Orangtua Henry adalah pasangan dosen yang selalu khawatir tentang pendapat orang, aku pernah bertemu mereka-sekali- dan yang mereka tanyakan adalah dimana aku bersekolah, begitu mereka tahu perbedaan umur kami-aku dan Henry- 5 tahun, mereka menentang hubungan kami, saat itu kami genap satu tahun.

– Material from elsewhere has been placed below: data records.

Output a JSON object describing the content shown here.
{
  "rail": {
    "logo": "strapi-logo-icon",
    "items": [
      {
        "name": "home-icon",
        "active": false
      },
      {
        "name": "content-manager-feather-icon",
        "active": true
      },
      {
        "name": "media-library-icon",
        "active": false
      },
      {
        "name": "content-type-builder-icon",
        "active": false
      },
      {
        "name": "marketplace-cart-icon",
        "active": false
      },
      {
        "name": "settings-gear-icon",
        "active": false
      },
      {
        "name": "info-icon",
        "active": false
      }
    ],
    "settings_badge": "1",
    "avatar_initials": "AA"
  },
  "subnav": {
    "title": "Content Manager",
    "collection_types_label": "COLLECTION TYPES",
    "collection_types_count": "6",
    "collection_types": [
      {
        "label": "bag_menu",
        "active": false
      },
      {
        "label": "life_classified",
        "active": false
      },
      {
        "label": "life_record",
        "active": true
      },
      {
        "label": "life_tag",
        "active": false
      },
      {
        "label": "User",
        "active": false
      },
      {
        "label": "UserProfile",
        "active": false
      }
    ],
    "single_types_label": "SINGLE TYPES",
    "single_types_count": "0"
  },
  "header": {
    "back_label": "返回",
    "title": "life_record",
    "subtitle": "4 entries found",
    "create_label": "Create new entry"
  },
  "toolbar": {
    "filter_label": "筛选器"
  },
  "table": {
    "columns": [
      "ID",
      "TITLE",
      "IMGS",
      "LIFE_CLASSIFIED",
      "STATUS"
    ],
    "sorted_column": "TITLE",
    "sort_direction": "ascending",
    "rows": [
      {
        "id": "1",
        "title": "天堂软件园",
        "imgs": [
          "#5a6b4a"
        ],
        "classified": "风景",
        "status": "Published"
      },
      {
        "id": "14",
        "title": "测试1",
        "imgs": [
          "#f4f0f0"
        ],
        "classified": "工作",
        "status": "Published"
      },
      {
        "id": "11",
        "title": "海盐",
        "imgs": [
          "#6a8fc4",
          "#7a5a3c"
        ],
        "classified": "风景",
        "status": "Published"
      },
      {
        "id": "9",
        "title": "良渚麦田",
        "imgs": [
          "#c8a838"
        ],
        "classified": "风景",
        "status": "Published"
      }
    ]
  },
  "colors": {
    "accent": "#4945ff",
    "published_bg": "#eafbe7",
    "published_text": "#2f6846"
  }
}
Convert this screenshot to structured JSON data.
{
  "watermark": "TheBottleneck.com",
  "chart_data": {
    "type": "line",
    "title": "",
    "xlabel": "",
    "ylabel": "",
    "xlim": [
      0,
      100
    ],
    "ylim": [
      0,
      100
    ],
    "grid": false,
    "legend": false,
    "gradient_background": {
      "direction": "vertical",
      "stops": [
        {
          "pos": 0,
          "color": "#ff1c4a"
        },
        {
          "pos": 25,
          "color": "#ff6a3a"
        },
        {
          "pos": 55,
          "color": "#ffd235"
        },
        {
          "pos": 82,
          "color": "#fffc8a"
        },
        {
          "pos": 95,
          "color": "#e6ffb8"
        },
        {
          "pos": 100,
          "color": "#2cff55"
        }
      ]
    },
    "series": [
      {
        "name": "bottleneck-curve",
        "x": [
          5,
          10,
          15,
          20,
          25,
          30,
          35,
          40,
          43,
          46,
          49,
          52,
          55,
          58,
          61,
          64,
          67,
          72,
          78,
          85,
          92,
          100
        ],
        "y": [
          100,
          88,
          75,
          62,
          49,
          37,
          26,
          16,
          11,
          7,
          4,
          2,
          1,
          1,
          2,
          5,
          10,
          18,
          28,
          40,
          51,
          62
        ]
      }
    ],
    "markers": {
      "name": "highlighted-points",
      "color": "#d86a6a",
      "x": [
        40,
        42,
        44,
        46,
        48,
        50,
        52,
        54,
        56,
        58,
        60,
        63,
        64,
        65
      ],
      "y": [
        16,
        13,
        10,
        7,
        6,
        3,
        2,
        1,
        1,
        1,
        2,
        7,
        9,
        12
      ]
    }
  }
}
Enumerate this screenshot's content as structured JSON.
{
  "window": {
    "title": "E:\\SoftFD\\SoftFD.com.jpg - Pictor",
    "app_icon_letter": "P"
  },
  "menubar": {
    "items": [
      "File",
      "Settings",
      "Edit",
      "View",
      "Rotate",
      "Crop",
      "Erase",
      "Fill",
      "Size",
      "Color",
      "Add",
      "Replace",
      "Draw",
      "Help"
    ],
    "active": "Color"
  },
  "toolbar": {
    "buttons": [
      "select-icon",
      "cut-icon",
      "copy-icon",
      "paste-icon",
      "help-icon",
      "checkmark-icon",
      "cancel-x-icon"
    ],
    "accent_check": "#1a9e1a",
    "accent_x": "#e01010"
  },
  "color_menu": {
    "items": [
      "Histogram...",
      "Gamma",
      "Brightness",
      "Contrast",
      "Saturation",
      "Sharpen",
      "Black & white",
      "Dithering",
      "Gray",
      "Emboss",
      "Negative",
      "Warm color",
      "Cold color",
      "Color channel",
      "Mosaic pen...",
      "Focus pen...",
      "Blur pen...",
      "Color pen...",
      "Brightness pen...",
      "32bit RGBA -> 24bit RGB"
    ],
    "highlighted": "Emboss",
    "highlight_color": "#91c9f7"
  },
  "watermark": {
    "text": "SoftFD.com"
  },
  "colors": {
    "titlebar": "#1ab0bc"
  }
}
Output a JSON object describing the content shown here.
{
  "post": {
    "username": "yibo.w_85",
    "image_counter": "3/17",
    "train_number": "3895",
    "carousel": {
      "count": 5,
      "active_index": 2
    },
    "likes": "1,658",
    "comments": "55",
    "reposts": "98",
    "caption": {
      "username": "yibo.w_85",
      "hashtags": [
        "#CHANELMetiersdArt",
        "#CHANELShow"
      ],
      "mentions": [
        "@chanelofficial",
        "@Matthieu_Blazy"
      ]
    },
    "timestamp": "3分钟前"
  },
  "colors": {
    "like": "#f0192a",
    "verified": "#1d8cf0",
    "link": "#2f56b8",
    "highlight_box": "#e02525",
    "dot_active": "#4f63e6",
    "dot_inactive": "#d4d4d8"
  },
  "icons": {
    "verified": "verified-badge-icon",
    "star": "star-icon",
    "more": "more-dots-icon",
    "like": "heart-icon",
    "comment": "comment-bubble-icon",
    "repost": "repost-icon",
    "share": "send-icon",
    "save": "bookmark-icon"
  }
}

“jadi, dimana kalian pertama bertemu?, apa kau adik kelas Henry?, dia tak pernah mau bercerita tentang kekasihnya sebelum ini.” Mendengar pertanyaan ramah dari ibu Henry mendadak membuatku gugup, kulirik Henry dan menatap langsung ke arah mata coklatnya ynag meneduhkan.

“kami bertemu di kampus, saya mahasiswi psikologi semester akhir, dua bulan lagi masuk skripsi.” Aku merasakan genggaman tangan Henry mengerat di bawah meja, sama denganku dia juga gugup menanti tanggapan orangtuanya.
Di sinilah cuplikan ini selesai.